I read Message From An Unknown Chinese Mother by Xinran quite a long while back and the stories of loss and love have stuck in my mind. Some very traditional Chinese believe that, as Xinran puts it, “you do not count as a human being unless you have a son” to carry on the family line. This was severely intensified by the Communist government’s one-child policy, promulgated in 1979 in an effort to control the country’s population growth. Since having more than one child became illegal in many areas, families choose to get rid of girl after girl until the desired male child is born.
The reason that I suddenly decided to write about the book only now is because of my recent observations about the status of daughters in some Chinese families here in Sarawak. Despite living in the technology age, these Chinese parents still subscribe to the belief that daughters are a liability, resulting in daughters being relegated to second class members in their families. It is heartbreaking to see these daughters living lives filled with sorrow, unhappiness and doubts about their self worth. They wonder why they were born in the first place and they can’t help feeling resentment for their plight. The unflinching “son preference” results in sons being placed on some pedestals like princes. Many of such sons end up becoming pampered and spoiled brats. What a sad state of affairs!

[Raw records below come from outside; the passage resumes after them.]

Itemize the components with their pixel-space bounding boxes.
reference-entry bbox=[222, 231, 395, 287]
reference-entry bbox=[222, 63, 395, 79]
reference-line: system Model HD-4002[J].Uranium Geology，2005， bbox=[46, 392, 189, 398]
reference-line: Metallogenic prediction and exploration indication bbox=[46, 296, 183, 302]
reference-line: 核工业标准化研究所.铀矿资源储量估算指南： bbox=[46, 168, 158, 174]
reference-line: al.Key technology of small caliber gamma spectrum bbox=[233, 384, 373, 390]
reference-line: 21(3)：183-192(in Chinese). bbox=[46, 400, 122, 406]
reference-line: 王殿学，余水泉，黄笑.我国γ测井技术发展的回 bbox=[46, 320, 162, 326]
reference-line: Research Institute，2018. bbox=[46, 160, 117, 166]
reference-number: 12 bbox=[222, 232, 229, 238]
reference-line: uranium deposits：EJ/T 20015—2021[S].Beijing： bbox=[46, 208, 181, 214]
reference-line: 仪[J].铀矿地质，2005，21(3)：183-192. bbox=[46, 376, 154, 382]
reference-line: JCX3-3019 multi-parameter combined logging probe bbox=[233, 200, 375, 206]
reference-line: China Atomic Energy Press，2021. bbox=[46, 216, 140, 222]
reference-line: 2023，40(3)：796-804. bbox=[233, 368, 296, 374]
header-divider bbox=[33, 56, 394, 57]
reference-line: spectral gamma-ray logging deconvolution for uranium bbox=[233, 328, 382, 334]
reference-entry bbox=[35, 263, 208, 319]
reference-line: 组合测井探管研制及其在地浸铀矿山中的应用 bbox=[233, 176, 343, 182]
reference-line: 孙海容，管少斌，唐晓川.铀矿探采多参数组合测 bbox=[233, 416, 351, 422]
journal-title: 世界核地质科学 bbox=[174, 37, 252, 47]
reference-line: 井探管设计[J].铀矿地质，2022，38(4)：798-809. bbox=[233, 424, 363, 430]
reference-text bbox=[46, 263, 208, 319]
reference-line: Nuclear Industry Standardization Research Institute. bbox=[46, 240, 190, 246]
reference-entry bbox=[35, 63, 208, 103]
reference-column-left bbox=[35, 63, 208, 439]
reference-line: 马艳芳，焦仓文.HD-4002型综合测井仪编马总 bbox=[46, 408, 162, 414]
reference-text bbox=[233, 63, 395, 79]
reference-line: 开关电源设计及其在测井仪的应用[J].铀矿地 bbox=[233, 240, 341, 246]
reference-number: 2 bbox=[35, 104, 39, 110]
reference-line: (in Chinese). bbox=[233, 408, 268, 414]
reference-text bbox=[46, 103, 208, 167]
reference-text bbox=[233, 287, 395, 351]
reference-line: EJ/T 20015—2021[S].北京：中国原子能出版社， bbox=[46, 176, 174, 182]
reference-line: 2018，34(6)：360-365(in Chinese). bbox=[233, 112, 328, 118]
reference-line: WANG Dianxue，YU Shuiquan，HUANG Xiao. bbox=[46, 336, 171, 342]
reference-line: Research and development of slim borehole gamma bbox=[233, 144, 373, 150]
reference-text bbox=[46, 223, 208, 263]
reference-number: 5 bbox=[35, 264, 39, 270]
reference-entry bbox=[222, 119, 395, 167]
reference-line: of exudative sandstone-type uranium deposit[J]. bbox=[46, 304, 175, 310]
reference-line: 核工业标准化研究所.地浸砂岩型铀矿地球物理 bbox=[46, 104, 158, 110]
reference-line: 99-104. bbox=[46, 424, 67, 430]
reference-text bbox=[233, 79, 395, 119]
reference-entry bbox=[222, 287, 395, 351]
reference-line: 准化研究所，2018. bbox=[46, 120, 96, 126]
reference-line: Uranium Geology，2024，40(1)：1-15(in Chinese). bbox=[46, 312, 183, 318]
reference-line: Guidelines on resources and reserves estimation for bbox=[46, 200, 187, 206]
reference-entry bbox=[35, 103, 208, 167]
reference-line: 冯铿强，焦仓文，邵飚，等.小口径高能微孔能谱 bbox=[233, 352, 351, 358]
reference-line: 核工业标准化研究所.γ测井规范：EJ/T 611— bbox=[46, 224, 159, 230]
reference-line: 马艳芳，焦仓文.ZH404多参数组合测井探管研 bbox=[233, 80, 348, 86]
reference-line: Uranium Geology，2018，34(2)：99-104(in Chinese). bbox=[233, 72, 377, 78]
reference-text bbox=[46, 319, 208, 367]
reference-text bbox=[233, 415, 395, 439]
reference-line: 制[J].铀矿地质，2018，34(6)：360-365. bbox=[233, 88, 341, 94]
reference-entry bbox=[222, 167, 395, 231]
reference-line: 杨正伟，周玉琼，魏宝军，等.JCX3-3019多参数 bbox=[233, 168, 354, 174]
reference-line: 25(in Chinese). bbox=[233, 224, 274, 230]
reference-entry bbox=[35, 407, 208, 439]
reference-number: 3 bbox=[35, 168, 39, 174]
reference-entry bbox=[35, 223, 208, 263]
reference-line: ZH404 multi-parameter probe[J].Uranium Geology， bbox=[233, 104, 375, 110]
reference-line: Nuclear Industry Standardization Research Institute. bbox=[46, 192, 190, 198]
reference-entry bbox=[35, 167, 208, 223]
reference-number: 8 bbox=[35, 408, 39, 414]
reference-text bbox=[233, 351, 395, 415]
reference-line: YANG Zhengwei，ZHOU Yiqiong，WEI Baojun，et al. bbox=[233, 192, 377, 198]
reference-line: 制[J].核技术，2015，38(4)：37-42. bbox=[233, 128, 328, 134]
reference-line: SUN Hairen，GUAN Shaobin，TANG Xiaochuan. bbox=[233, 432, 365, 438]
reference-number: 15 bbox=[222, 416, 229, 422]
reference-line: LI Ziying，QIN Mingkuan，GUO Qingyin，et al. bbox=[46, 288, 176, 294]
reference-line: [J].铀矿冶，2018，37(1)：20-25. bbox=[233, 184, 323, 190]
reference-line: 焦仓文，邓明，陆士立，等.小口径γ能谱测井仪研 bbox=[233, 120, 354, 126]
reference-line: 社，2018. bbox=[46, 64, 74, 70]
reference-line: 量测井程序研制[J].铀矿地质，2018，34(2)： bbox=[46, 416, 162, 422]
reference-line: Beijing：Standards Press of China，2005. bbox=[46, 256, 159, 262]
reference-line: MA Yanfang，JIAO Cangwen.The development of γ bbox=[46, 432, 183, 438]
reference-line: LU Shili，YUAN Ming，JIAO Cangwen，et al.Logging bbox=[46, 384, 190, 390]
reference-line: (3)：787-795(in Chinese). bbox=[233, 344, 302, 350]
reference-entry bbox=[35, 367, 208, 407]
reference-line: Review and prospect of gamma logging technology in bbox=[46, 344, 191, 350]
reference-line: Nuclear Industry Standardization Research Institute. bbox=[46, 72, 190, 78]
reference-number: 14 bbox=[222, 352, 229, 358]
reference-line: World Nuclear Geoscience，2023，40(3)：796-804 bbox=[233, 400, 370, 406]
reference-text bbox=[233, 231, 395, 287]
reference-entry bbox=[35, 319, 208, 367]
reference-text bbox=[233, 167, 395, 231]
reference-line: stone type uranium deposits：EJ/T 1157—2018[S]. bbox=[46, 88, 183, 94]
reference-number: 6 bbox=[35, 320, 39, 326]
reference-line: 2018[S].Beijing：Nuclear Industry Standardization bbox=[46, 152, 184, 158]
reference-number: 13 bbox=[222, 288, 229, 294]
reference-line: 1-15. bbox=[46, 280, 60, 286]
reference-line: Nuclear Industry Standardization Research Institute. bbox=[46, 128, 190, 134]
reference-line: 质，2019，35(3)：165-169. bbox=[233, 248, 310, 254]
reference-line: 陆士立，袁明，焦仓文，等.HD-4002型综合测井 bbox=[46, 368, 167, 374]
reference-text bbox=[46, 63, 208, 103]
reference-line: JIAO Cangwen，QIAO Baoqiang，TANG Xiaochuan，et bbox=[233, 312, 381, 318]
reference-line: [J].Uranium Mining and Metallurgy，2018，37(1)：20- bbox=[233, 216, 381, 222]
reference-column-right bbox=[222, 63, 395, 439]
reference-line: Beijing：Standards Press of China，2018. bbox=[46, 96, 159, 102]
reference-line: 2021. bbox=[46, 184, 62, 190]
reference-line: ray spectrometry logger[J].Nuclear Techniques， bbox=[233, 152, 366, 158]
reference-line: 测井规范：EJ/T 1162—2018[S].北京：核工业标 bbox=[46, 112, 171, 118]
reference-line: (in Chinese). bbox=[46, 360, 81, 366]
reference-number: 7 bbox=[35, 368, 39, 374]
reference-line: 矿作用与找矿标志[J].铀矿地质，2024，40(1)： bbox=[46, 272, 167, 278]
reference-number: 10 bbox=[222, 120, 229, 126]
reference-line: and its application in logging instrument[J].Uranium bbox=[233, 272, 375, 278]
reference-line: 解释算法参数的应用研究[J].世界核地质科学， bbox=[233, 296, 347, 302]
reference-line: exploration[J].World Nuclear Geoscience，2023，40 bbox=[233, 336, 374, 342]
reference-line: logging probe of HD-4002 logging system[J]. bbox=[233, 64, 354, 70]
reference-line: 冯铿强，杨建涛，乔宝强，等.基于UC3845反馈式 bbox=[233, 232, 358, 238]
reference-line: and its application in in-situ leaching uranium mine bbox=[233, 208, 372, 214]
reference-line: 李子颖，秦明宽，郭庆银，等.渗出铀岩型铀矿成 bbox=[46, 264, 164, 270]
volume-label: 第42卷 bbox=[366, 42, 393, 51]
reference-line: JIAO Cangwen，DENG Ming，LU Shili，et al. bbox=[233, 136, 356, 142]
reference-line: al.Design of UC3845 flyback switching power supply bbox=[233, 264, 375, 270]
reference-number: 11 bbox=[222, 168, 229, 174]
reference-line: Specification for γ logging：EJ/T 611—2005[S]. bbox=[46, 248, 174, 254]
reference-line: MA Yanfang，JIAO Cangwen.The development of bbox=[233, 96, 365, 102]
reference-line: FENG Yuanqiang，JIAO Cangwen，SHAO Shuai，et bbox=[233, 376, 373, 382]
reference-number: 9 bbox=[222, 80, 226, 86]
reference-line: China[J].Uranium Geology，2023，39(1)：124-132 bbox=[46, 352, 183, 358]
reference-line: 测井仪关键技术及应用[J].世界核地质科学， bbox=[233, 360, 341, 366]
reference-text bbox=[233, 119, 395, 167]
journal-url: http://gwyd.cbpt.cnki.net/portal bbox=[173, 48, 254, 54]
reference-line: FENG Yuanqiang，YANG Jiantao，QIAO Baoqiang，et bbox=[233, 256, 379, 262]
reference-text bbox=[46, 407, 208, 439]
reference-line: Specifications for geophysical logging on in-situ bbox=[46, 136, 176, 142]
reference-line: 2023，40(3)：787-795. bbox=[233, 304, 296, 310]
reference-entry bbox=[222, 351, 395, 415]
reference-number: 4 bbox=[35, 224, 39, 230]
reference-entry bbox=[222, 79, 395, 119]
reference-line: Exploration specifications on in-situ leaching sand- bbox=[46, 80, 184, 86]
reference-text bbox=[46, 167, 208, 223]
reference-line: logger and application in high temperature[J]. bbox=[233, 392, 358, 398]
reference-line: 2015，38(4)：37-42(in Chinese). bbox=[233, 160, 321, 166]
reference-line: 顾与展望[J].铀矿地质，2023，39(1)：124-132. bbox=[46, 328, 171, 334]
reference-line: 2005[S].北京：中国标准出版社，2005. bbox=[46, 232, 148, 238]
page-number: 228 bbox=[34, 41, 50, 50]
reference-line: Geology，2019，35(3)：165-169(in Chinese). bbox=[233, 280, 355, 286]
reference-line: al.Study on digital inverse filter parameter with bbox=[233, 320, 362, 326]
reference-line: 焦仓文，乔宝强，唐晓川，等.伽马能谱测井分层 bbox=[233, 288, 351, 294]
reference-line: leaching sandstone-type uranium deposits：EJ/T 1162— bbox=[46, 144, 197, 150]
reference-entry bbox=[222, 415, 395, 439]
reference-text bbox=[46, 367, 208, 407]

In 1989, the Chinese writer and broadcaster Xinran was in a remote mountain village in Shandong Province having dinner with the headman when she heard cries from an adjoining room, where his daughter-in-law was giving birth. A while later, as the midwife collected her fee, Xinran noticed a movement in the slops bucket. “To my absolute horror,” she recalls, “I saw a tiny foot poking out of the pail.” But she was the only one who was shocked. “It’s not a child,” the headman’s wife told her. “If it was, we’d be looking after it, wouldn’t we? It’s a girl baby, and we can’t keep it.”
Xinran sees painful evidence of this on a train trip when she meets a husband traveling with his wife and their little daughter. As the train is leaving the station, she looks out the window and sees the child sitting alone on the platform. Later she discovers that these seemingly devoted parents have abandoned their daughter — the fourth to be jettisoned in this way — in hopes that the next child the mother bears will be a boy. The Chinese call such people “extra birth guerrillas,” since they are trying to start over in places where no one will know them or their family history.
Her book gave a voice to some of the poorest women in Chinese society, whose stories would otherwise never be heard. Among them are women like Kumei, a dishwasher who twice tried to kill herself because she’d been forced to drown her baby daughters. When a child is born, Kumei explains, the midwife prepares a bowl of warm water — called Killing Trouble water, for drowning the child if it’s a girl, or Watering the Roots bath, for washing him if it’s a boy.
Xinran also investigates Chinese orphanages where children abandoned there are almost always girls. Mothers forced to abandon their babies often leave mementos in their clothing, hoping the children will be able to trace them later on, but the orphanages routinely throw these sad tokens away.
Though abortion is illegal in China, they are widely practised. Infanticide is also illegal but they happen to unwanted daughters. Girls don’t qualify for the regular grain ration allotted to other family members, nor for the official grant of land reserved for their brothers. Their weddings cost money and, once married, a woman works for her parents-in-law – not her own parents.
Message from an Unknown Chinese Mother is not for the faint of heart as it is filled with heart-rending tales that are often raw and shocking. It is a recounting of the “tragic stories of what traditionally happened to abandoned girl babies and what continues to happen.” Each of these stories tugs at your heartstrings as you come face to face with the harsh realities of infanticide and child abandonment.
I just wish to ask parents who have severe “son preferences” a few simple questions: Are your daughters not human being? Are your daughters really a liability? Don’t your daughters deserve to be loved as much as your sons?
There is this thing called karma. Whether you believe in karma or not is not important. Just don’t regret when karma hits you like a boomerang!